Bagehot’s somewhat simplistic and right-wing evaluation of the political situation allows the writer to call into question any other study of history that does not deal with the elites of any given century. Bagehot is of the firm opinion that the study of history should be by the elites for the elites. As he states “ A scholarship to read history at one of the ancient universities was both a rite of passage for established members of the elite and a ticket into the elite for clever provincial boys, as Alan Bennett documented so touchingly in his play “The History Boys”. Prominent historians such as A.J.P. Taylor and Hugh Trevor-Roper were public figures who spoke to the nation about both historical and contemporary events”.

Bagehot makes another point that “ the study of history has shrivelled” and the number reading it at university has declined by about a tenth in the past decade”. Even if you take the figures cited by Bagehot at face value and some have not you have to ask yourself what is the reason. It is not that there is a decline in the interest in history; it is because of the severe difficulty of getting a decent job with a history degree. As Brodie Waddell on his blog[2] states the chance of getting a job in academia with a PhD has become extraordinarily hard. Once in, things are not much better as universities have in many ways become intellectual prisons.

There is one point that I agree with, and that is  Bagehot’s complaint about the over specialisation and that “the historical profession has turned in on itself. Historians spend their lives learning more and more about less and less, producing narrow PhDs and turning them into monographs and academic articles, in the hamster-wheel pursuit of tenure and promotion. The need to fill endless forms to access government funding adds the nightmare of official bureaucracy to the nightmare of hyper-specialisation”.

Much as I would like to blame the government as Bagehot does there is a much more political reason for this slide into obscure historical study. Bagehot would not agree, but this specialisation has occurred because of the turn away from “Grand Narratives” in the study of history. One of the most critical “Grand Narrative” has been the study of history using a historical materialist method or as it is sometimes called the Marxist method. One of the by-products in the decade's prolonged attack on Marxism has been to move away from any historical study that smacks Marxism.

Led by a large number of revisionist historians the attack on any Marxist conception has almost become a new genre. Like Bagehot, these revisionists bemoan “History from below” with its studies of the "the marginal", "the poor" & " every day". They believe that history study should be about the haves and not the have nots.

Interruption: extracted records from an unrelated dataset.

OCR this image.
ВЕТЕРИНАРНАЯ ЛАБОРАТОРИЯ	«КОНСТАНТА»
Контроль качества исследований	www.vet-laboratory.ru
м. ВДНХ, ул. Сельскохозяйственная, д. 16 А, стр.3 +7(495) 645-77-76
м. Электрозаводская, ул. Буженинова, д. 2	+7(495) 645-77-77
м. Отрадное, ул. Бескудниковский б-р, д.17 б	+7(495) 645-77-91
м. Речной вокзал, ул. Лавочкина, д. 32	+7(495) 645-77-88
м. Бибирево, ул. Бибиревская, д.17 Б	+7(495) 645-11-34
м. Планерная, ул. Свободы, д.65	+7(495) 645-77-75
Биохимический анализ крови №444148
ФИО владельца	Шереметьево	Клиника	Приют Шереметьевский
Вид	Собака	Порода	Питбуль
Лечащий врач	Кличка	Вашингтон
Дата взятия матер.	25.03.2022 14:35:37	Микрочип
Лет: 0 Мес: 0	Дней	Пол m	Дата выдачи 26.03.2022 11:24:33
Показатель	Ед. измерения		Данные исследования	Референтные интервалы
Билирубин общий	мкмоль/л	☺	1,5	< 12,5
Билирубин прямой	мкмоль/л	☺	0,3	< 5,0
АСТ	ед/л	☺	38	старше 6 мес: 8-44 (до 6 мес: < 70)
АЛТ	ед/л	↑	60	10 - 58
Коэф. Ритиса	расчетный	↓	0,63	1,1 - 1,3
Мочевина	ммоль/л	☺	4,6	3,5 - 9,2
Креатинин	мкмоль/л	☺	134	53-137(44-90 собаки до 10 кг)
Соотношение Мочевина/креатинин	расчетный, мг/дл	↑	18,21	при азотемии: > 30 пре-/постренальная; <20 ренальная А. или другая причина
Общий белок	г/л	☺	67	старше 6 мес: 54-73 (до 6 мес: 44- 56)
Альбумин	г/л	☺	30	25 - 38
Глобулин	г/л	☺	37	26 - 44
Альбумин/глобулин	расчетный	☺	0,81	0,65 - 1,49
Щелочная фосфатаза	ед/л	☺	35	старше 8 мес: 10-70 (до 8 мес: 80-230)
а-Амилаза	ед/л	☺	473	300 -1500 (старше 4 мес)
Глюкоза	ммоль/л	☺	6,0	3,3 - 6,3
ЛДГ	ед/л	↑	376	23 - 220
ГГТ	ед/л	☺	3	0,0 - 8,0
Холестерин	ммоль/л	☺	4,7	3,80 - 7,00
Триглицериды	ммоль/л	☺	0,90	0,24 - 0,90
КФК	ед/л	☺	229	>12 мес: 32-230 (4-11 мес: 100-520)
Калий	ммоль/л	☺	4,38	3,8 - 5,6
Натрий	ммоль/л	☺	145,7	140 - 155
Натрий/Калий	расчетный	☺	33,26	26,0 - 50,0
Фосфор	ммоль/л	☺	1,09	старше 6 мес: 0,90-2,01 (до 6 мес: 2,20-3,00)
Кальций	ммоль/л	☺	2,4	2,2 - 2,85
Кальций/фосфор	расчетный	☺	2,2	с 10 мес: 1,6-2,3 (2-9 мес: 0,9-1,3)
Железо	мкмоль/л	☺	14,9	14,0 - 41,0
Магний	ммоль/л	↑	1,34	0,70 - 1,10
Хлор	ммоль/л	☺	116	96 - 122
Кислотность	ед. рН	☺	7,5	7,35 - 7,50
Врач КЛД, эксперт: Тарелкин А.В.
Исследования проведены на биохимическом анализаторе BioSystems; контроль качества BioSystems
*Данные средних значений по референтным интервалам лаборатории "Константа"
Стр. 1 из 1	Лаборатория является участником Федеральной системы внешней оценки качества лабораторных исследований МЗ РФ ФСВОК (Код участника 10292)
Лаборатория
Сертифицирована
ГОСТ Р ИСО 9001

To conclude you have to ask yourself why has the Economist commission this article in the first place. The reason is that there is a real fear now taking place in ruling circles that the growing economic crisis is leading to a growing radicalisation around the world. The universities have always been at the forefront of the attack on Marxism. The Economist article is crude in its attempt to stifle any study of an alternative to capitalism.